Access the Situation From a Distance
You may feel inclined to access, or inspect, your trees to see how much damage they sustained during the storm. Although it's okay to examine your trees, you must keep safety in mind at all times. To do so, inspect the trees from a distance. It's also a good idea that you use binoculars to examine your trees. Binoculars allow you to inspect areas of the trees at close range without ever going near them, including the crown.
The crown of trees are very vulnerable to high winds and other dangerous weather conditions. Crowns can become heavy with branches and limbs over time. If the branches and limbs connected to the crowns break during a strong gust of wind, they can place you in danger if they suddenly fall to the ground.
To assess your trees for crown damage, look for branches and limbs that hang lower than usual. Also, look for "clumps" in the trees. Branches and limbs that haven't dropped to the ground may catch or rest on top of other branches and limbs.

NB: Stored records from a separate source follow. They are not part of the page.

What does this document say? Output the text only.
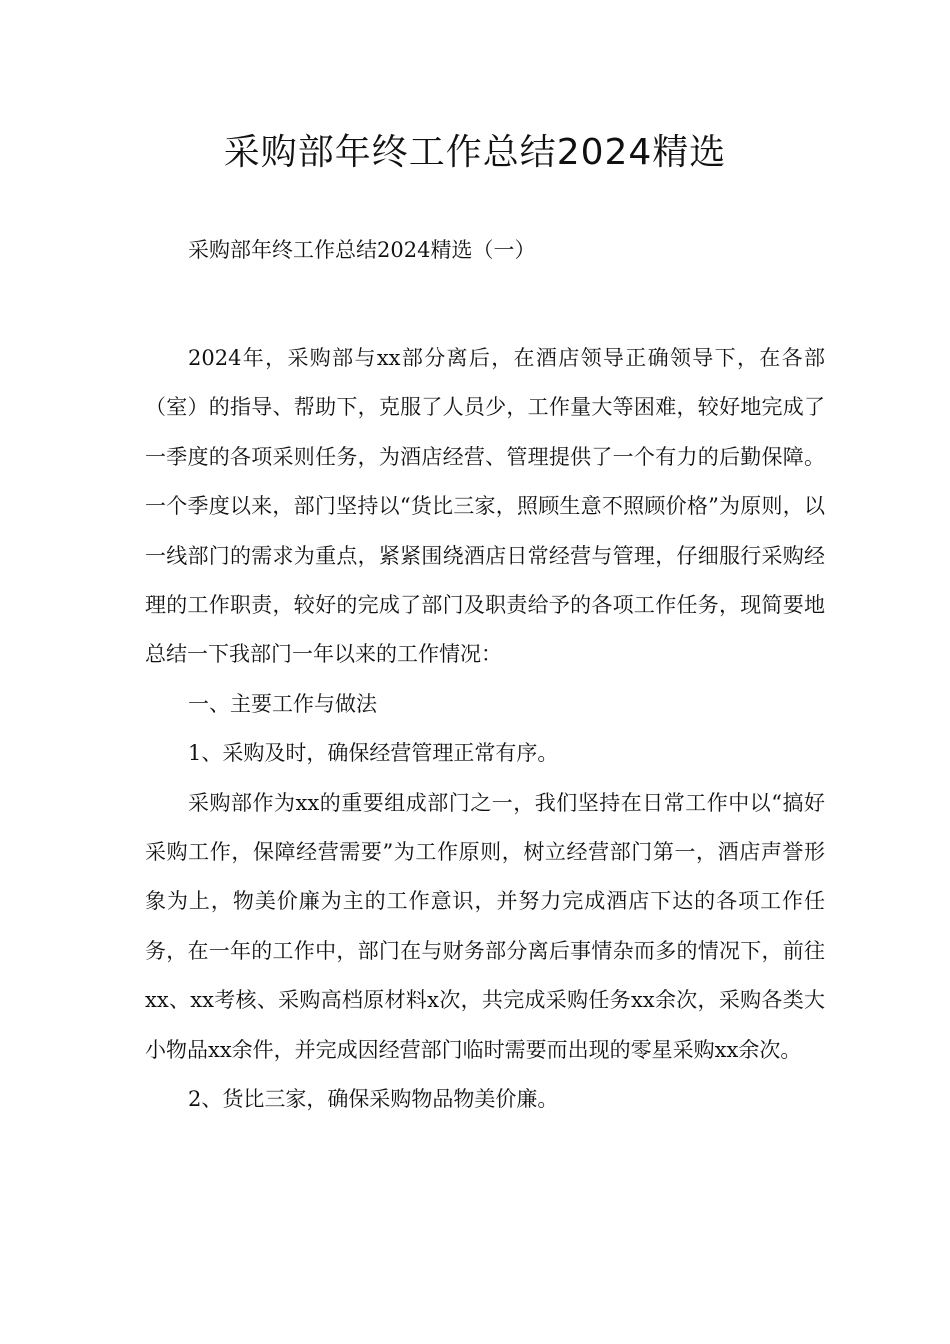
采购部年终工作总结2024精选

采购部年终工作总结2024精选（一）

2024年，采购部与xx部分离后，在酒店领导正确领导下，在各部（室）的指导、帮助下，克服了人员少，工作量大等困难，较好地完成了一季度的各项采则任务，为酒店经营、管理提供了一个有力的后勤保障。一个季度以来，部门坚持以“货比三家，照顾生意不照顾价格”为原则，以一线部门的需求为重点，紧紧围绕酒店日常经营与管理，仔细服行采购经理的工作职责，较好的完成了部门及职责给予的各项工作任务，现简要地总结一下我部门一年以来的工作情况：

一、主要工作与做法

1、采购及时，确保经营管理正常有序。

采购部作为xx的重要组成部门之一，我们坚持在日常工作中以“搞好采购工作，保障经营需要”为工作原则，树立经营部门第一，酒店声誉形象为上，物美价廉为主的工作意识，并努力完成酒店下达的各项工作任务，在一年的工作中，部门在与财务部分离后事情杂而多的情况下，前往xx、xx考核、采购高档原材料x次，共完成采购任务xx余次，采购各类大小物品xx余件，并完成因经营部门临时需要而出现的零星采购xx余次。

2、货比三家，确保采购物品物美价廉。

Finally, look for leaning trees on your property. Strong seasonal storms can pull trees up at the root. The soil around the roots may also be bogged down with water. All of these conditions make storm-damaged trees exceptionally dangerous. If you notice a tree that leans even just a little, avoid it.
Once you notate the damage, you can move forward.

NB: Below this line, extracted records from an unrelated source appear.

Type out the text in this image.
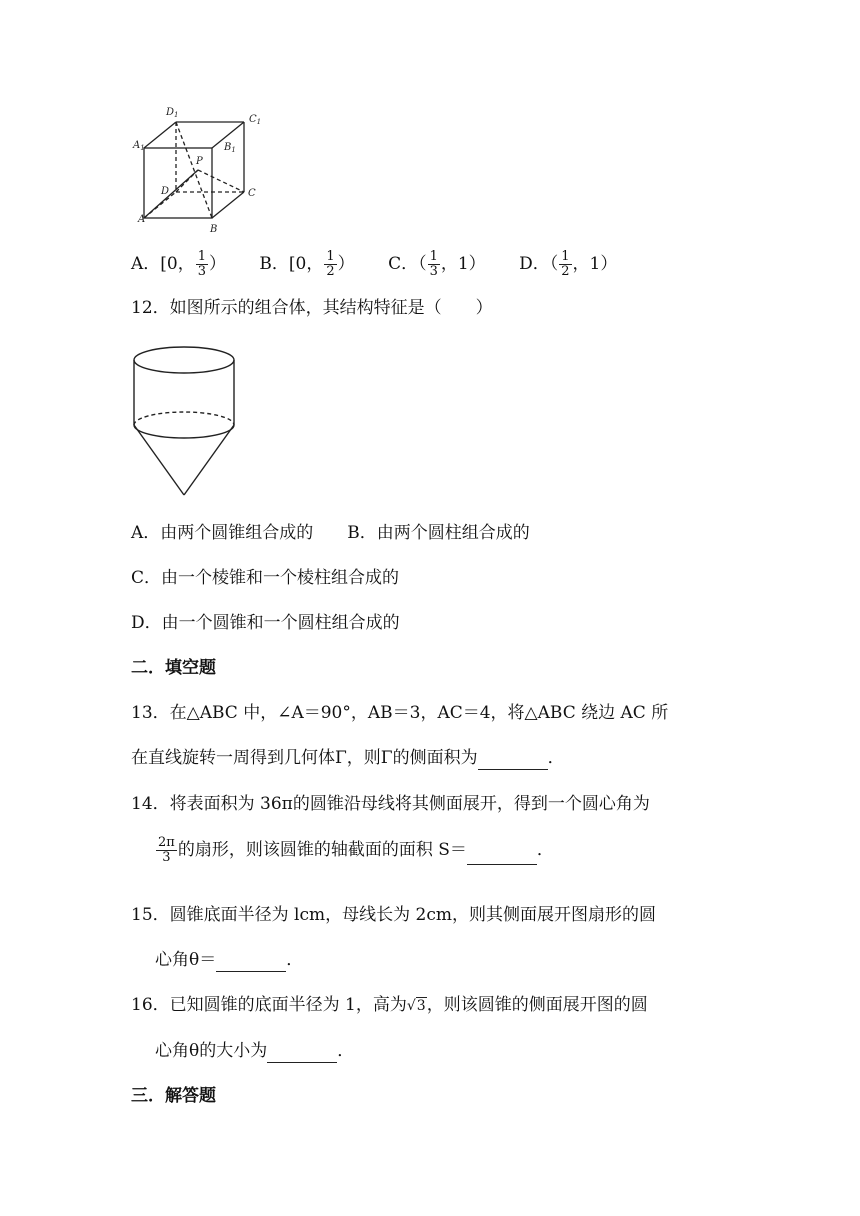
$D_1$	$C_1$
$A_1$	$B_1$
P
D	C
A
B
A．[0， $\frac{1}{3}$ ） B．[0， $\frac{1}{2}$ ） C．（ $\frac{1}{3}$ ，1） D．（ $\frac{1}{2}$ ，1）
12．如图所示的组合体，其结构特征是（　　）
A．由两个圆锥组合成的 B．由两个圆柱组合成的
C．由一个棱锥和一个棱柱组合成的
D．由一个圆锥和一个圆柱组合成的
二．填空题
13．在△ABC 中，∠A＝90°，AB＝3，AC＝4，将△ABC 绕边 AC 所
在直线旋转一周得到几何体Γ，则Γ的侧面积为	．
14．将表面积为 36π的圆锥沿母线将其侧面展开，得到一个圆心角为
$\frac{2\pi}{3}$ 的扇形，则该圆锥的轴截面的面积 S＝	．
15．圆锥底面半径为 lcm，母线长为 2cm，则其侧面展开图扇形的圆
心角θ＝	．
16．已知圆锥的底面半径为 1，高为√3，则该圆锥的侧面展开图的圆
心角θ的大小为	．
三．解答题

Remove or Stabilize Your Trees With Professional Help
Because of the potential problems mentioned above, you want to block off access to the damaged trees as soon as possible. You can safely do so by placing brightly-colored signs around your property warning other people about the trees. You can also rope off the bad areas, but you should avoid working close to the bases of the trees. The soil may still be saturated and weakened with rainwater.
Also, contact a professional tree removal company like General Tree Service for assistance. Although some online DIY sites provide instructions on how to remove damaged branches and limbs, you should never do so without professional help. Using a chainsaw or another type of heavy tool can be potentially dangerous. In addition, falling branches, limbs, and trees can fall at angles or directions you may not anticipate.

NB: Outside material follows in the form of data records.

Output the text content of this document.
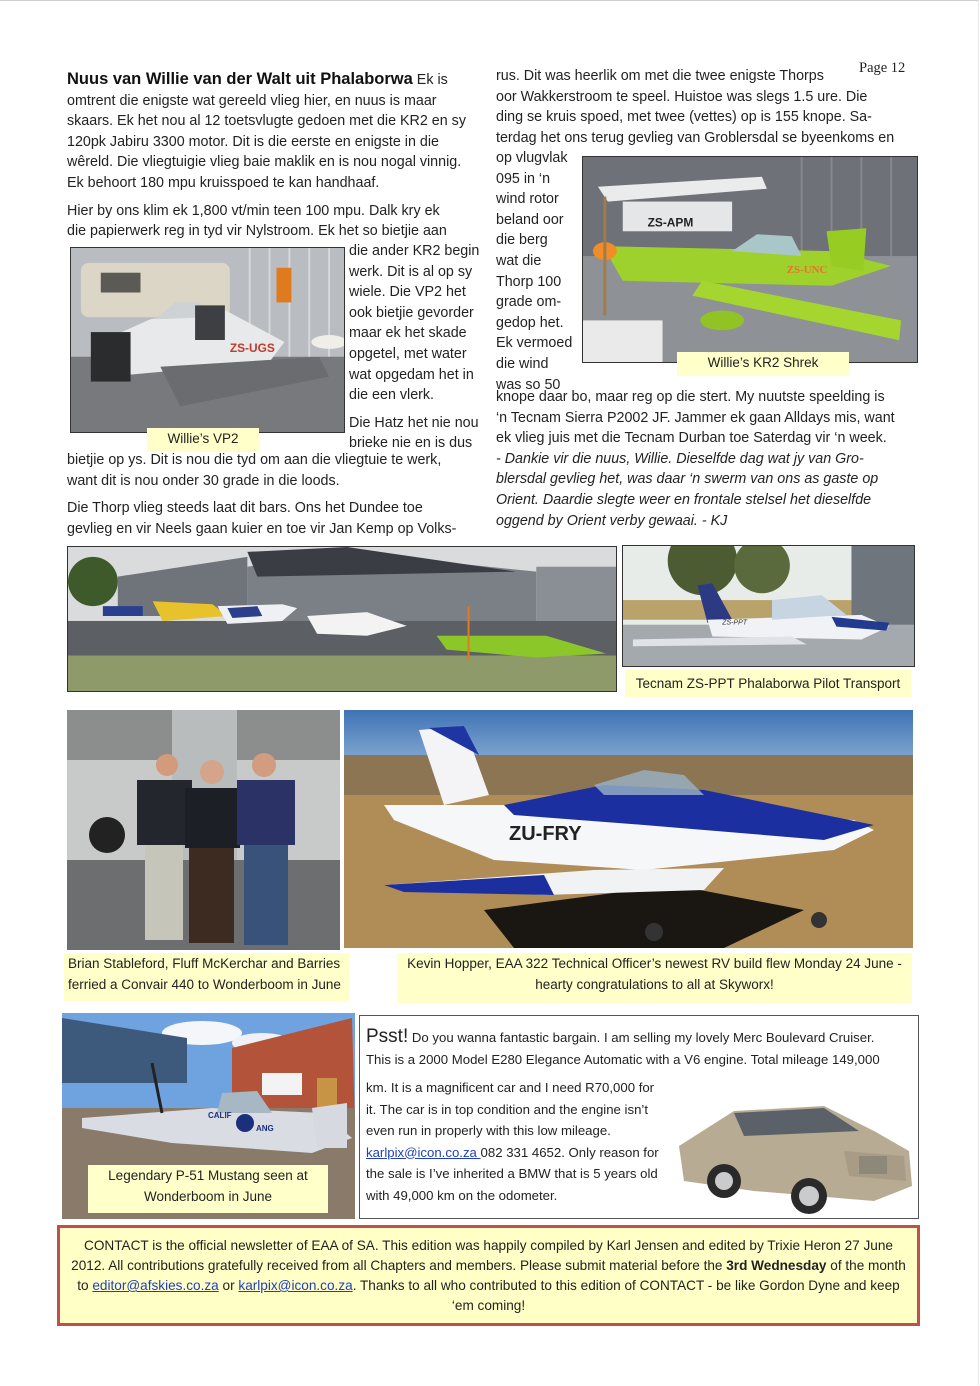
Page 12
Nuus van Willie van der Walt uit Phalaborwa Ek is
omtrent die enigste wat gereeld vlieg hier, en nuus is maar
skaars. Ek het nou al 12 toetsvlugte gedoen met die KR2 en sy
120pk Jabiru 3300 motor. Dit is die eerste en enigste in die
wêreld. Die vliegtuigie vlieg baie maklik en is nou nogal vinnig.
Ek behoort 180 mpu kruisspoed te kan handhaaf.
Hier by ons klim ek 1,800 vt/min teen 100 mpu. Dalk kry ek
die papierwerk reg in tyd vir Nylstroom. Ek het so bietjie aan
die ander KR2 begin
werk. Dit is al op sy
wiele. Die VP2 het
ook bietjie gevorder
maar ek het skade
opgetel, met water
wat opgedam het in
die een vlerk.
Die Hatz het nie nou
brieke nie en is dus
bietjie op ys. Dit is nou die tyd om aan die vliegtuie te werk,
want dit is nou onder 30 grade in die loods.
Die Thorp vlieg steeds laat dit bars. Ons het Dundee toe
gevlieg en vir Neels gaan kuier en toe vir Jan Kemp op Volks-
ZS-UGS
Willie’s VP2
rus. Dit was heerlik om met die twee enigste Thorps
oor Wakkerstroom te speel. Huistoe was slegs 1.5 ure. Die
ding se kruis spoed, met twee (vettes) op is 155 knope. Sa-
terdag het ons terug gevlieg van Groblersdal se byeenkoms en
op vlugvlak
095 in ‘n
wind rotor
beland oor
die berg
wat die
Thorp 100
grade om-
gedop het.
Ek vermoed
die wind
was so 50
knope daar bo, maar reg op die stert. My nuutste speelding is
‘n Tecnam Sierra P2002 JF. Jammer ek gaan Alldays mis, want
ek vlieg juis met die Tecnam Durban toe Saterdag vir ‘n week.
- Dankie vir die nuus, Willie. Dieselfde dag wat jy van Gro-
blersdal gevlieg het, was daar ‘n swerm van ons as gaste op
Orient. Daardie slegte weer en frontale stelsel het dieselfde
oggend by Orient verby gewaai. - KJ
ZS-APM
ZS-UNC
Willie’s KR2 Shrek
ZS-PPT
Tecnam ZS-PPT Phalaborwa Pilot Transport
Brian Stableford, Fluff McKerchar and Barries
ferried a Convair 440 to Wonderboom in June
ZU-FRY
Kevin Hopper, EAA 322 Technical Officer’s newest RV build flew Monday 24 June -
hearty congratulations to all at Skyworx!
CALIF
ANG
Legendary P-51 Mustang seen at
Wonderboom in June
Psst! Do you wanna fantastic bargain. I am selling my lovely Merc Boulevard Cruiser.
This is a 2000 Model E280 Elegance Automatic with a V6 engine. Total mileage 149,000
km. It is a magnificent car and I need R70,000 for
it. The car is in top condition and the engine isn’t
even run in properly with this low mileage.
karlpix@icon.co.za 082 331 4652. Only reason for
the sale is I’ve inherited a BMW that is 5 years old
with 49,000 km on the odometer.
CONTACT is the official newsletter of EAA of SA. This edition was happily compiled by Karl Jensen and edited by Trixie Heron 27 June 2012. All contributions gratefully received from all Chapters and members. Please submit material before the 3rd Wednesday of the month to editor@afskies.co.za or karlpix@icon.co.za. Thanks to all who contributed to this edition of CONTACT - be like Gordon Dyne and keep ‘em coming!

A contractor will generally run assessments of the trees before they make any decisions. If the trees show signs of substantial damage, such as long cracks or breaks along the trunk, it may be safer to remove them. Severely damaged trunks may not be strong enough to support the heavy crowns of trees. But if your trees have broken branches and limbs in their crowns, a contractor may trim them.
Some contractors stabilize leaning trees with support cables, ropes, anchors, and other mechanisms. These mechanisms may help prevent trees from toppling over in the future. You should keep in mind that not all trees can be stabilized. The trees simply can't survive if they suffer extensive storm damage. In this case, removal is often the best option.